In the UK, distributions in the form of remuneration or dividends are subject to personal income tax, while capital distributions such as the repayment of share capital or a distribution made in a winding-up are usually subject to capital gains tax. The government is concerned that companies - in particular small close companies - are paying income distributions in the form of capital distributions, in order to benefit from the lower rates of capital gains tax. The changes to the company distributions rules as part of Finance Bill 2016 are designed to discourage this.
ACCA understands the rationale for the proposed changes to company distribution rules.
We agree that the ability to obtain tax advantages by extracting value from companies in the form of capital, rather than income distribution, can distort decision-making, and we agree that this is undesirable from an economic perspective.
While there is a need for the differing treatments, they should be available only where appropriate.
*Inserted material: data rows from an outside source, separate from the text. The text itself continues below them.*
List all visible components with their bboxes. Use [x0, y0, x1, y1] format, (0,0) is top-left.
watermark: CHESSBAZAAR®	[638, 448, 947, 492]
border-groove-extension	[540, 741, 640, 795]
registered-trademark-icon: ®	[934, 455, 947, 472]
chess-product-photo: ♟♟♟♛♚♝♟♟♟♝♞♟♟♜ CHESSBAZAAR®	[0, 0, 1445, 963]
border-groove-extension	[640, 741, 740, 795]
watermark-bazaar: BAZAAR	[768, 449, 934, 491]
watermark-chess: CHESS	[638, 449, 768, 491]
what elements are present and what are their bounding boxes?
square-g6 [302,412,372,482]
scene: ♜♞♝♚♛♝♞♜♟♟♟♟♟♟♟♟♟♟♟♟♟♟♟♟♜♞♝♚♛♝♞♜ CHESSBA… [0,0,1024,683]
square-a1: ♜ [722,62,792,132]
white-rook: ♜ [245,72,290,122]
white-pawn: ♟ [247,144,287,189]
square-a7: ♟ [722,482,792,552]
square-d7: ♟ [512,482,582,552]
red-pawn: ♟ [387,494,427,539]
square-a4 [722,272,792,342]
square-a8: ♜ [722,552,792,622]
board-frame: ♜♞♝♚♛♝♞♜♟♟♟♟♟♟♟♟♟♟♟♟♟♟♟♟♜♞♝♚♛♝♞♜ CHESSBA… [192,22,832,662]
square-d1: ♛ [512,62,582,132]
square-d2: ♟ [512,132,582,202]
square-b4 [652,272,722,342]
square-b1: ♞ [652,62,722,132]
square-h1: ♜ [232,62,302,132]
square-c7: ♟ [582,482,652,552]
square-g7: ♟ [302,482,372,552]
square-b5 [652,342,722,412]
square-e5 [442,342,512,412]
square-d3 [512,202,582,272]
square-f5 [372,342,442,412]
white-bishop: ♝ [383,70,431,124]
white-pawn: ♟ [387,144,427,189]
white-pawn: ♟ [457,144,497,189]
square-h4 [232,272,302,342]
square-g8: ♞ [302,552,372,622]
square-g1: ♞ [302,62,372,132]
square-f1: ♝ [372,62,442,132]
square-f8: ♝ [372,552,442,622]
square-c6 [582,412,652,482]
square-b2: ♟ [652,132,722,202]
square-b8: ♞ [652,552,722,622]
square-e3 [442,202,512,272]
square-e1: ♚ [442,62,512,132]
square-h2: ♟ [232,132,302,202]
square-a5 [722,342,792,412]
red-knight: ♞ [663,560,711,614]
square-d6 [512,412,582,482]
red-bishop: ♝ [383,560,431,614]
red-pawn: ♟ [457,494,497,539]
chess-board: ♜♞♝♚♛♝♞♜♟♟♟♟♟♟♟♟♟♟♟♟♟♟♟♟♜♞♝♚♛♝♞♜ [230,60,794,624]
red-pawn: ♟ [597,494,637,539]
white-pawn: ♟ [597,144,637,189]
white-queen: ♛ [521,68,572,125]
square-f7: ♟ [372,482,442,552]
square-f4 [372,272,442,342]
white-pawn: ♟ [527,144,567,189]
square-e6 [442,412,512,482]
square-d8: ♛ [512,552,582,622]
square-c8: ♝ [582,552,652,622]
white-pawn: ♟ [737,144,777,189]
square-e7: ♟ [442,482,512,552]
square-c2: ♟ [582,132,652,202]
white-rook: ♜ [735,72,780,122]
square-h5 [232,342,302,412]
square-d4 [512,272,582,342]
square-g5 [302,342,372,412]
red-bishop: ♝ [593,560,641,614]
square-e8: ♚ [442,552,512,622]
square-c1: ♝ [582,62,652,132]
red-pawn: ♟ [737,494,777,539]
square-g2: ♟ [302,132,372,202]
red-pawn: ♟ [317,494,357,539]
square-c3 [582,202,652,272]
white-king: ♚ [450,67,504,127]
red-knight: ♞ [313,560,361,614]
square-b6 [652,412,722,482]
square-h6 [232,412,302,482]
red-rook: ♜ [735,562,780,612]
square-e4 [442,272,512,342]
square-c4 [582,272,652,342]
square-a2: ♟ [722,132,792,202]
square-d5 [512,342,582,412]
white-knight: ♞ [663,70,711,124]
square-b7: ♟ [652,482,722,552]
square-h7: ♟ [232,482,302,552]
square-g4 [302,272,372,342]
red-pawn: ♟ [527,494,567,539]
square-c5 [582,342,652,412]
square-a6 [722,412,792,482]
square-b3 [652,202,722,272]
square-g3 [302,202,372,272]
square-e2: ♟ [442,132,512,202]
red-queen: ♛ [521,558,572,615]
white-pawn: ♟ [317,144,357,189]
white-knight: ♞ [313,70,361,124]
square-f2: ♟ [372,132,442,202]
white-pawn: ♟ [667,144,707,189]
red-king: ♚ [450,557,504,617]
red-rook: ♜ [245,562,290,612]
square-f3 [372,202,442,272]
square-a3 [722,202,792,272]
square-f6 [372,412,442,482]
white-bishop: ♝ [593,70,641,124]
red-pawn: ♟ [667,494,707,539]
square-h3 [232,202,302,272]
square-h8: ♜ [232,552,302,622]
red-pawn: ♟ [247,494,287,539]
However, the changes proposed under Finance Bill 2016 could have undesirable consequences on entrepreneurial companies, leading to potentially negative impacts on the UK economy as a whole.
We would urge the government to bear in mind that sound planning for tax is essential to operating and growing viable businesses. Any anti-avoidance legislation should therefore be balanced against the need to encourage the creation and continued operation of such businesses.
Finally, we would suggest a review and reconsideration of clause 17 of Finance Bill 2016, in relation to the counteraction process.
We believe the changes could result in taxpayers being disproportionately penalised where counteraction procedures are unjustified.